Sequence alignment of pig mitochondrial NADP-dependent isocitrate dehydrogenase with eukaryotic (human, rat, and yeast) and Escherichia coli isocitrate dehydrogenases reveals that Tyr 316 is completely conserved and is equivalent to the E. coli Tyr 345, which interacts with the 2 ′-phosphate of NADP in the crystal structure [Hurley et al., Biochemistry 30 (1991) 8671–8678]. Lys 321 is also completely conserved in the five isocitrate dehydrogenases. Either an arginine or lysine residue is found among the enzymes from other species at the position corresponding to the pig enzyme Arg 314. While Arg 323 is not conserved among all species, its proximity to the coenzyme site makes it a good candidate for investigation.

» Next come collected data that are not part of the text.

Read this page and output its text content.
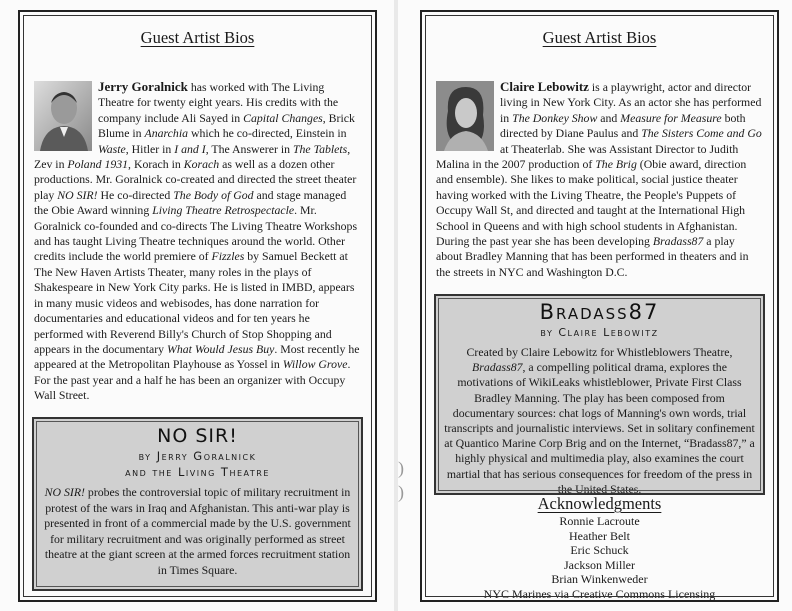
Guest Artist Bios
Jerry Goralnick has worked with The Living Theatre for twenty eight years. His credits with the company include Ali Sayed in Capital Changes, Brick Blume in Anarchia which he co-directed, Einstein in Waste, Hitler in I and I, The Answerer in The Tablets, Zev in Poland 1931, Korach in Korach as well as a dozen other productions. Mr. Goralnick co-created and directed the street theater play NO SIR! He co-directed The Body of God and stage managed the Obie Award winning Living Theatre Retrospectacle. Mr. Goralnick co-founded and co-directs The Living Theatre Workshops and has taught Living Theatre techniques around the world. Other credits include the world premiere of Fizzles by Samuel Beckett at The New Haven Artists Theater, many roles in the plays of Shakespeare in New York City parks. He is listed in IMBD, appears in many music videos and webisodes, has done narration for documentaries and educational videos and for ten years he performed with Reverend Billy's Church of Stop Shopping and appears in the documentary What Would Jesus Buy. Most recently he appeared at the Metropolitan Playhouse as Yossel in Willow Grove. For the past year and a half he has been an organizer with Occupy Wall Street.
NO SIR!
by Jerry Goralnick
and the Living Theatre
NO SIR! probes the controversial topic of military recruitment in protest of the wars in Iraq and Afghanistan. This anti-war play is presented in front of a commercial made by the U.S. government for military recruitment and was originally performed as street theatre at the giant screen at the armed forces recruitment station in Times Square.
)
)
Guest Artist Bios
Claire Lebowitz is a playwright, actor and director living in New York City. As an actor she has performed in The Donkey Show and Measure for Measure both directed by Diane Paulus and The Sisters Come and Go at Theaterlab. She was Assistant Director to Judith Malina in the 2007 production of The Brig (Obie award, direction and ensemble). She likes to make political, social justice theater having worked with the Living Theatre, the People's Puppets of Occupy Wall St, and directed and taught at the International High School in Queens and with high school students in Afghanistan. During the past year she has been developing Bradass87 a play about Bradley Manning that has been performed in theaters and in the streets in NYC and Washington D.C.
Bradass87
by Claire Lebowitz
Created by Claire Lebowitz for Whistleblowers Theatre, Bradass87, a compelling political drama, explores the motivations of WikiLeaks whistleblower, Private First Class Bradley Manning. The play has been composed from documentary sources: chat logs of Manning's own words, trial transcripts and journalistic interviews. Set in solitary confinement at Quantico Marine Corp Brig and on the Internet, “Bradass87,” a highly physical and multimedia play, also examines the court martial that has serious consequences for freedom of the press in the United States.
Acknowledgments
Ronnie Lacroute
Heather Belt
Eric Schuck
Jackson Miller
Brian Winkenweder
NYC Marines via Creative Commons Licensing
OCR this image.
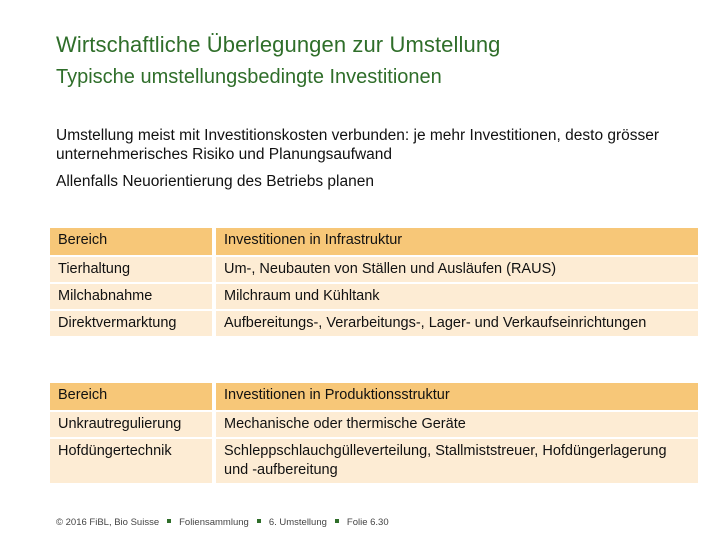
Wirtschaftliche Überlegungen zur Umstellung
Typische umstellungsbedingte Investitionen
Umstellung meist mit Investitionskosten verbunden: je mehr Investitionen, desto grösser unternehmerisches Risiko und Planungsaufwand
Allenfalls Neuorientierung des Betriebs planen
Bereich	Investitionen in Infrastruktur

Tierhaltung	Um-, Neubauten von Ställen und Ausläufen (RAUS)

Milchabnahme	Milchraum und Kühltank

Direktvermarktung	Aufbereitungs-, Verarbeitungs-, Lager- und Verkaufseinrichtungen
Bereich	Investitionen in Produktionsstruktur

Unkrautregulierung	Mechanische oder thermische Geräte

Hofdüngertechnik	Schleppschlauchgülleverteilung, Stallmiststreuer, Hofdüngerlagerung und -aufbereitung
© 2016 FiBL, Bio Suisse Foliensammlung 6. Umstellung Folie 6.30
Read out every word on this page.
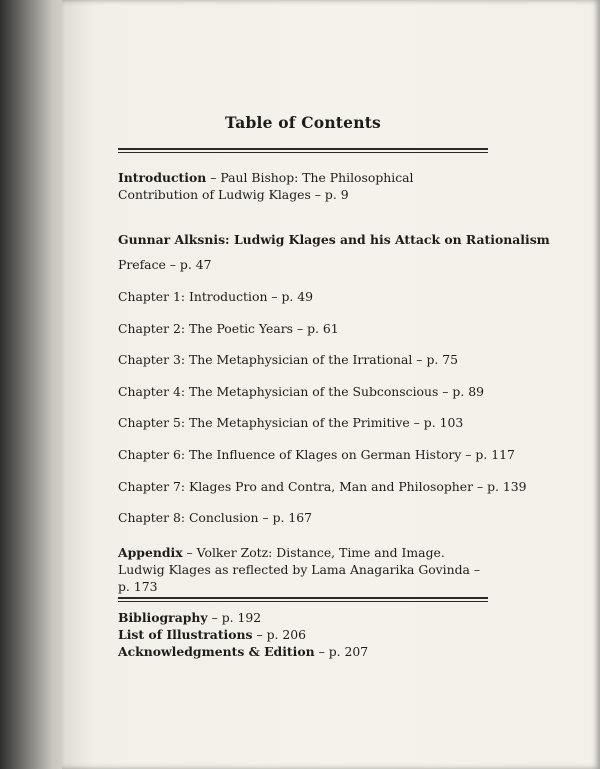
Table of Contents
Introduction – Paul Bishop: The Philosophical Contribution of Ludwig Klages – p. 9
Gunnar Alksnis: Ludwig Klages and his Attack on Rationalism
Preface – p. 47
Chapter 1: Introduction – p. 49
Chapter 2: The Poetic Years – p. 61
Chapter 3: The Metaphysician of the Irrational – p. 75
Chapter 4: The Metaphysician of the Subconscious – p. 89
Chapter 5: The Metaphysician of the Primitive – p. 103
Chapter 6: The Influence of Klages on German History – p. 117
Chapter 7: Klages Pro and Contra, Man and Philosopher – p. 139
Chapter 8: Conclusion – p. 167
Appendix – Volker Zotz: Distance, Time and Image. Ludwig Klages as reflected by Lama Anagarika Govinda – p. 173
Bibliography – p. 192
List of Illustrations – p. 206
Acknowledgments & Edition – p. 207
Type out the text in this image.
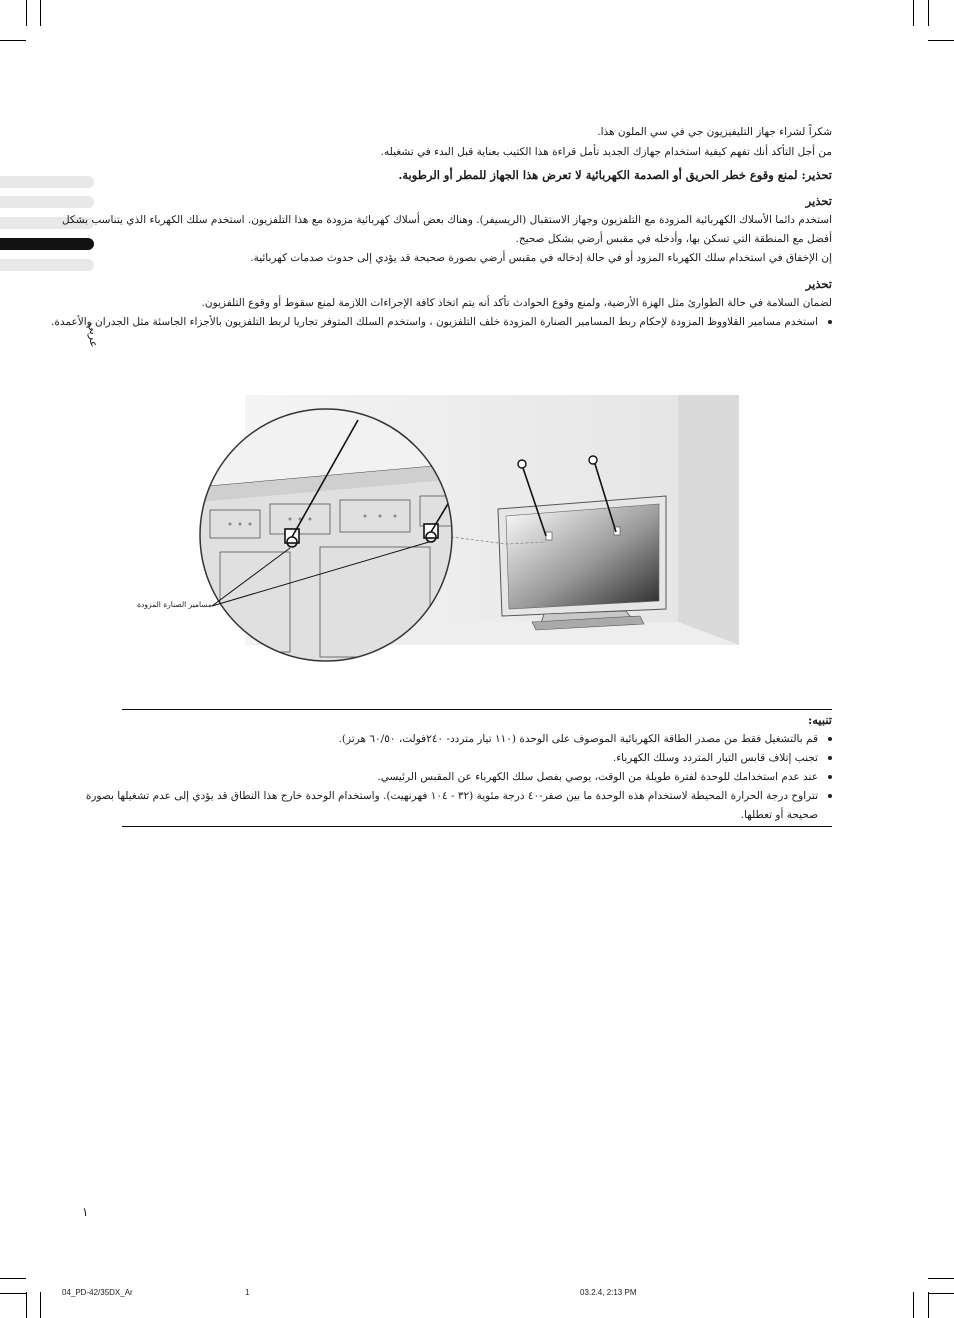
عربي
شكراً لشراء جهاز التليفيزيون جي في سي الملون هذا.
من أجل التأكد أنك تفهم كيفية استخدام جهازك الجديد تأمل قراءة هذا الكتيب بعناية قبل البدء في تشغيله.
تحذير: لمنع وقوع خطر الحريق أو الصدمة الكهربائية لا تعرض هذا الجهاز للمطر أو الرطوبة.
تحذير
استخدم دائما الأسلاك الكهربائية المزودة مع التلفزيون وجهاز الاستقبال (الريسيفر). وهناك بعض أسلاك كهربائية مزودة مع هذا التلفزيون. استخدم سلك الكهرباء الذي يتناسب بشكل
أفضل مع المنطقة التي تسكن بها، وأدخله في مقبس أرضي بشكل صحيح.
إن الإخفاق في استخدام سلك الكهرباء المزود أو في حالة إدخاله في مقبس أرضي بصورة صحيحة قد يؤدي إلى حدوث صدمات كهربائية.
تحذير
لضمان السلامة في حالة الطوارئ مثل الهزة الأرضية، ولمنع وقوع الحوادث تأكد أنه يتم اتخاذ كافة الإجراءات اللازمة لمنع سقوط أو وقوع التلفزيون.
استخدم مسامير القلاووظ المزودة لإحكام ربط المسامير الصنارة المزودة خلف التلفزيون ، واستخدم السلك المتوفر تجاريا لربط التلفزيون بالأجزاء الجاسئة مثل الجدران والأعمدة.
مسامير الصنارة المزودة
تنبيه:
قم بالتشغيل فقط من مصدر الطاقة الكهربائية الموصوف على الوحدة (١١٠ تيار متردد- ٢٤٠فولت، ٦٠/٥٠ هرتز).
تجنب إتلاف قابس التيار المتردد وسلك الكهرباء.
عند عدم استخدامك للوحدة لفترة طويلة من الوقت، يوصي بفصل سلك الكهرباء عن المقبس الرئيسي.
تتراوح درجة الحرارة المحيطة لاستخدام هذه الوحدة ما بين صفر-٤٠ درجة مئوية (٣٢ - ١٠٤ فهرنهيت). واستخدام الوحدة خارج هذا النطاق قد يؤدي إلى عدم تشغيلها بصورة
صحيحة أو تعطلها.
١
04_PD-42/35DX_Ar	1	03.2.4, 2:13 PM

The importance of these four amino acids to the function of pig mitochondrial NADP-isocitrate dehydrogenase was studied by site-directed mutagenesis. Mutants (R314Q, Y316F, Y316L, K321Q, and R323Q) were generated by a megaprimer polymerase chain reaction method. Wild-type and mutant enzymes were expressed in E. coli and purified to homogeneity. All mutant and wild-type enzymes exhibited comparable molecular weights indicative of the dimeric enzyme. Mutations do not cause an appreciable change in enzyme secondary structure as revealed by circular dichroism measurements. The kinetic parameters ( V max and K M values) of K321Q and R323Q are similar to those of wild-type, indicating that Lys 321 and Arg 323 are not involved in enzyme function. R314Q exhibits a 10-fold increase in K M for NADP as compared to that of wild-type, while they have comparable V max values. These results suggest that Arg 314 contributes to the affinity between the enzyme and NADP. The hydroxyl group of Tyr 316 is not required for enzyme function since Y316F exhibits similar kinetic parameters to those of wild-type. Y316L shows a 4-fold increase in K M for NADP and a decrease in V max as compared to wild-type, suggesting that the aromatic ring of the Tyr of isocitrate dehydrogenase contributes to the affinity for coenzyme, as well as to catalysis. The K i for NAD of R314Q, Y316F, and Y316L is comparable to that of wild-type, indicating that the Arg 314 and Tyr 316 may be located near the 2 ′-phosphate of enzyme-bound NADP.